Out-Law News | 18 Dec 2008 | 4:33 pm | 3 min. read
John Alexis Mardas was known as 'Magic Alex' when he associated with The Beatles in the late 1960s. In a story on the Maharishi in the New York Times and the International Herald Tribune Allan Kozinn referred to "Alexis Mardas, a supposed inventor and charlatan who had become a Beatles insider".
Mardas sued, claiming that the article suggested that he was a conman, a trickster, that he lied about being an inventor and that without his interference The Beatles might have stayed together for longer and produced more music.
The Master of the courts refused permission for the case to go ahead because, he said, there had not been sufficient publication in the UK to justify the time, expense and difficulty of a trial.

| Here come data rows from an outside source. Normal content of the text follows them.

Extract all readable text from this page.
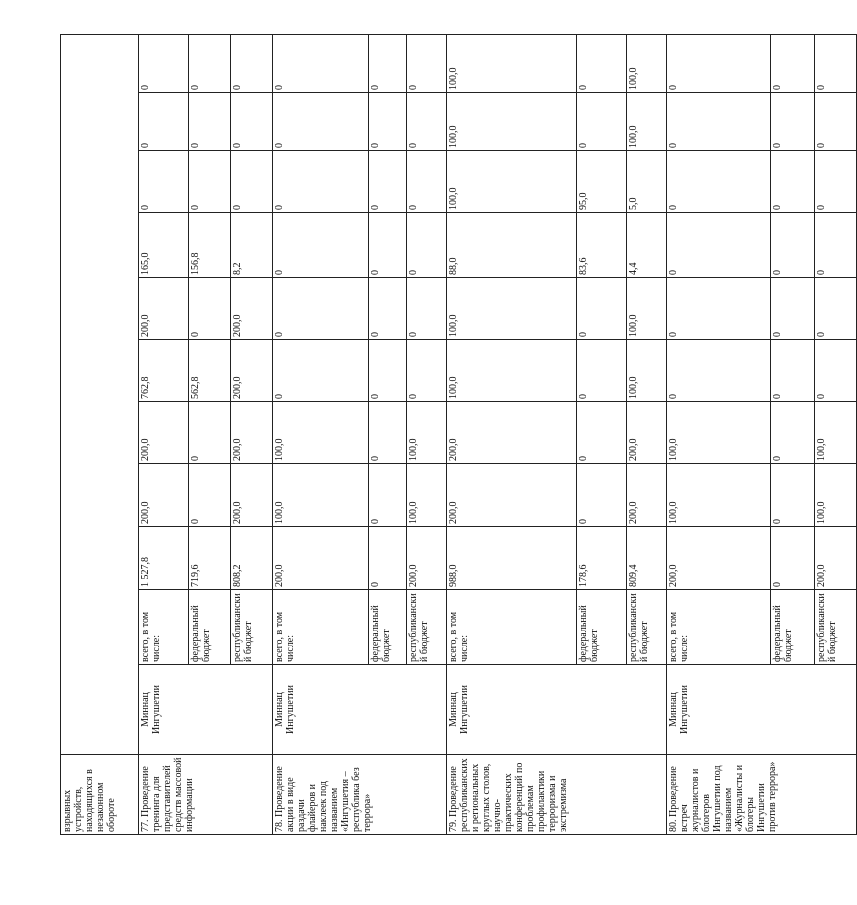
взрывных устройств, находящихся в незаконном обороте											
77. Проведение тренинга для представителей средств массовой информации	Миннац Ингушетии	всего, в том числе:	1 527,8	200,0	200,0	762,8	200,0	165,0	0	0	0
		федеральный бюджет	719,6	0	0	562,8	0	156,8	0	0	0
		республиканский бюджет	808,2	200,0	200,0	200,0	200,0	8,2	0	0	0
78. Проведение акции в виде раздачи флайеров и наклеек под названием «Ингушетия – республика без террора»	Миннац Ингушетии	всего, в том числе:	200,0	100,0	100,0	0	0	0	0	0	0
		федеральный бюджет	0	0	0	0	0	0	0	0	0
		республиканский бюджет	200,0	100,0	100,0	0	0	0	0	0	0
79. Проведение республиканских и региональных круглых столов, научно-практических конференций по проблемам профилактики терроризма и экстремизма	Миннац Ингушетии	всего, в том числе:	988,0	200,0	200,0	100,0	100,0	88,0	100,0	100,0	100,0
		федеральный бюджет	178,6	0	0	0	0	83,6	95,0	0	0
		республиканский бюджет	809,4	200,0	200,0	100,0	100,0	4,4	5,0	100,0	100,0
80. Проведение встреч журналистов и блогеров Ингушетии под названием «Журналисты и блогеры Ингушетии против террора»	Миннац Ингушетии	всего, в том числе:	200,0	100,0	100,0	0	0	0	0	0	0
		федеральный бюджет	0	0	0	0	0	0	0	0	0
		республиканский бюджет	200,0	100,0	100,0	0	0	0	0	0	0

The Master found that there had only been 27 hits on the story on the papers' websites, and only 177 hard copies had been published.

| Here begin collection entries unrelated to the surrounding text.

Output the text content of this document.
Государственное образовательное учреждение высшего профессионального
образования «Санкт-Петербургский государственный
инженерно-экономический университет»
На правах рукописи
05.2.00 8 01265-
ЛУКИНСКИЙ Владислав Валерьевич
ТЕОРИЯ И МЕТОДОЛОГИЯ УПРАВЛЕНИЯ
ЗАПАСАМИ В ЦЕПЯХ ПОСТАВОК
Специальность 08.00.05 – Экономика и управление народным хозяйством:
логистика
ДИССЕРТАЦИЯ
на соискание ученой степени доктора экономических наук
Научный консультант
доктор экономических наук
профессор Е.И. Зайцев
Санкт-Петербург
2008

Mr Justice Eady in the High Court has said, though, that the evidence about how widely read the piece had been was contested and that the case should not have been blocked at that early stage. He said that even if there were only 27 hits on the story, a case could still be made.

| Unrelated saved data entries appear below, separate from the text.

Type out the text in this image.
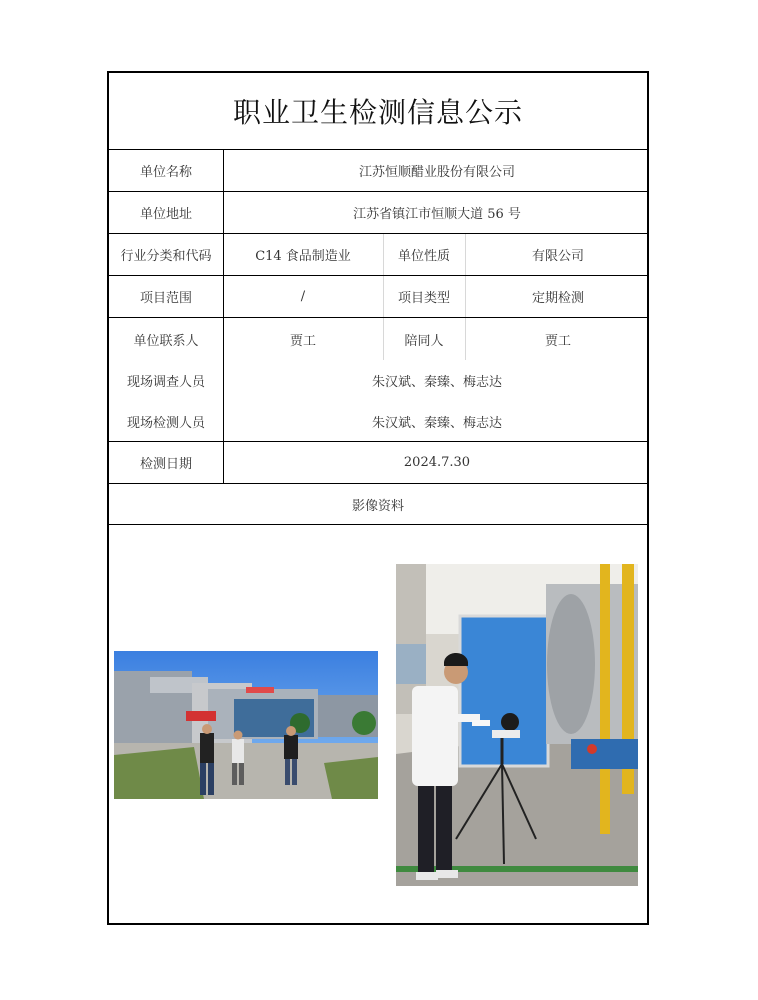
职业卫生检测信息公示
单位名称	江苏恒顺醋业股份有限公司
单位地址	江苏省镇江市恒顺大道 56 号
行业分类和代码	C14 食品制造业	单位性质	有限公司
项目范围	/	项目类型	定期检测
单位联系人	贾工	陪同人	贾工
现场调查人员	朱汉斌、秦臻、梅志达
现场检测人员	朱汉斌、秦臻、梅志达
检测日期	2024.7.30
影像资料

"It was inappropriate for a finding of fact to be made on the scale of publication on the basis of incomplete evidence," said his ruling. "It is a matter which should be left to trial. Furthermore, and in any event, even if the publications were confined to the Defendant's figure, there was no basis for concluding that there was no real and substantial tort."
It is not enough for an allegedly defamed person to say that that they were defamed simply because an article has been published online in the UK. They must show that it was read and that, therefore, their reputation has been damaged.
Dow Jones, publisher of the Wall Street Journal, won a case in 2005 in the UK by successfully arguing that a particular article had only been seen five times in the UK and so to engage in a major libel case was an abuse of process.
Mr Justice Eady said, though, that the courts cannot simply invent a minimum number of readers which justifies a defamation action.
"What matters is whether there has been a real and substantial tort within the jurisdiction (or, at this stage, arguably so)," he said. "This cannot depend upon a numbers game, with the court fixing an arbitrary minimum according to the facts of the case."
Mr Justice Eady said that a small number of readers is enough on which to base an action, although the damages awardable will be smaller the smaller the readership is.
"The International Herald Tribune argues that ' … there is no necessity to put the Defendants to these costs when the simple answer appears to be that a few dozen people have accessed the article on the IHT website to this date'. A few dozen is enough to found a cause of action here, although the damages would be likely to be modest," he said.
The Master of the court had said that this would result in an imbalance between the damages awardable and the cost of the case, but Mr Justice Eady said that costs could be reduced by wise case management.
The ruling also dismissed accusations of 'forum shopping', where foreign litigants sue in the UK courts because of internet publication of an article, because the UK's libel laws are stricter than those in many countries.
Mr Justice Eady said that Mardas had sufficient UK roots to deflect that charge, but also said that courts were up to a point powerless against forum shopping.
"It may well be that in due course international agreement will be reached as to the appropriate way of resolving claims arising out of Internet publication. That is plainly desirable. For the time being, however, courts are obliged to apply the law as it stands," he said.
"English law permits him to claim whatever is appropriate compensation and vindication in respect of the smaller local publication here. The approach has long been to recognise that where a tort has been committed the appropriate forum will usually be that of the jurisdiction where it took place. What he cannot do is to claim damages here in respect of (say) publications in the United States," said the ruling.